Promiscuous sex, which was connected to his racism, was also central to Mason's worldview. Manson used sex to help eradicate what Manson viewed as Christian hang-ups:
If a person indicated reluctance to engage in a certain [sex] act, Manson would force that person to commit it. Male-female, female-female, male-male, intercourse, cunnilingus, fellatio, sodomy—there could be no inhibitions of any kind. One thirteen-year-old girl's initiation into the Family consisted of her being sodomized by Manson while the others watched. Manson also "went down on" a young boy to show the others he had rid himself of all inhibitions (Bugliosi, 1972, p. 327).

In another example of racism, Manson used to get upset at people who listened to black music on the radio. They didn't like this music because it "offended their Okie-Aryan racism" (Sanders, 1971, p. 141). And again, in one incident Manson's goal was to please a gang of bikers:
but not all of them passed the race test. For instance, Joe of the Straight Satans once brought a guy to the ranch that was one-half Indian, a guy named Sammy. Charlie would not allow him to make it with the girls. A person named Mark who was only one-quarter Indian was not allowed to commerce with the Aryans at the Spahn Ranch (Sanders, 1971, p. 41).

The family also openly rejected Christianity and, instead, "believed in reincarnation and in the possibility of monitoring past lives. So the child was the sum culmination of the life-chain of evolution" (Sanders, 1971, p. 61).

Watson became a born-again Christian in 1975 and, through non-incarcerated friends, operates aboundinglove.org. His book about his role in the murders includes his testimony that he now feels enormous remorse for his actions, and believes that God has forgiven him. He also supported the conclusions documented in this paper.


Conclusion

This case is one more of many examples where Darwinism has influenced racism that has caused criminal behavior (Bergman, 2005).



References

Bergman, Jerry. 2005. "Darwinian Criminality Theory: A Tragic Chapter in History" Rivista di Biologia/ Biology Forum.  98(1):47-70.  Jan-April.

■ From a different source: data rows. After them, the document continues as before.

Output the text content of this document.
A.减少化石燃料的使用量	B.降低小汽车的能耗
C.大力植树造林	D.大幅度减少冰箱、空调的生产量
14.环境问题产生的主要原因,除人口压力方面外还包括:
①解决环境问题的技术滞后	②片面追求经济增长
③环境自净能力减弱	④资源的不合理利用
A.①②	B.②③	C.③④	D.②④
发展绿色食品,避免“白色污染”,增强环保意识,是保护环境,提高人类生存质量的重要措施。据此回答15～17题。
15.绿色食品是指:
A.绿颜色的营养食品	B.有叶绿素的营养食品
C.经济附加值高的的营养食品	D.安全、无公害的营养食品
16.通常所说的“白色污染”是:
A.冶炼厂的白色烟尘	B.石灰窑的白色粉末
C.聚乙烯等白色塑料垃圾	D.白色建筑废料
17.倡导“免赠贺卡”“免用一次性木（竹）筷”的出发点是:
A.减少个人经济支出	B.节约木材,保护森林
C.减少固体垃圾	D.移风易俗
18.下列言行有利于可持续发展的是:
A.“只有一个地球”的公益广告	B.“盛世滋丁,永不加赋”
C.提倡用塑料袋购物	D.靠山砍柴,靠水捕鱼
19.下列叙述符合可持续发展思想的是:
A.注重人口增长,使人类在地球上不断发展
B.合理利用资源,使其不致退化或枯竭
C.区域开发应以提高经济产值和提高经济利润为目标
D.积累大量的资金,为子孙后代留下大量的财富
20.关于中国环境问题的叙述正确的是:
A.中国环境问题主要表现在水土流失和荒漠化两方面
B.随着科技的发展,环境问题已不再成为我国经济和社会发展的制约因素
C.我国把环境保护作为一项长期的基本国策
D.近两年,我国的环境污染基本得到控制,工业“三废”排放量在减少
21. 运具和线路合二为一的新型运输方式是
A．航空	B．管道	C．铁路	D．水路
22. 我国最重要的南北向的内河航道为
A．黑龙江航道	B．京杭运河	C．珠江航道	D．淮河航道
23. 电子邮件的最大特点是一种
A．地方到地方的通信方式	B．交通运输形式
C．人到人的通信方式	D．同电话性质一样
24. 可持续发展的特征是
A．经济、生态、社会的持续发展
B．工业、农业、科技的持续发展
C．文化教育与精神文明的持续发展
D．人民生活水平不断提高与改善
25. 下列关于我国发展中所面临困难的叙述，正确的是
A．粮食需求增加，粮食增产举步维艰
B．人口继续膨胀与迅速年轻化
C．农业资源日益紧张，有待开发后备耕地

Bishop, George Victor. 1972. Witness to Evil. New York: Nash

Bugliosi, Vincent. 1974. Helter Skelter: The True Story of the Manson Murders. New York: Norton.

Guinn, Jeff. 2013. Manson: The Life and Times of Charles Manson. New York: Simon & Schuster.

Sanders, Ed. 1971. The Family: The Story of Charles Manson's Dune Buggy Attack Battalion. New York: E. P. Dutton.

Watson. Charles. 1978. Will you Die For Me?  Cross Roads Publications.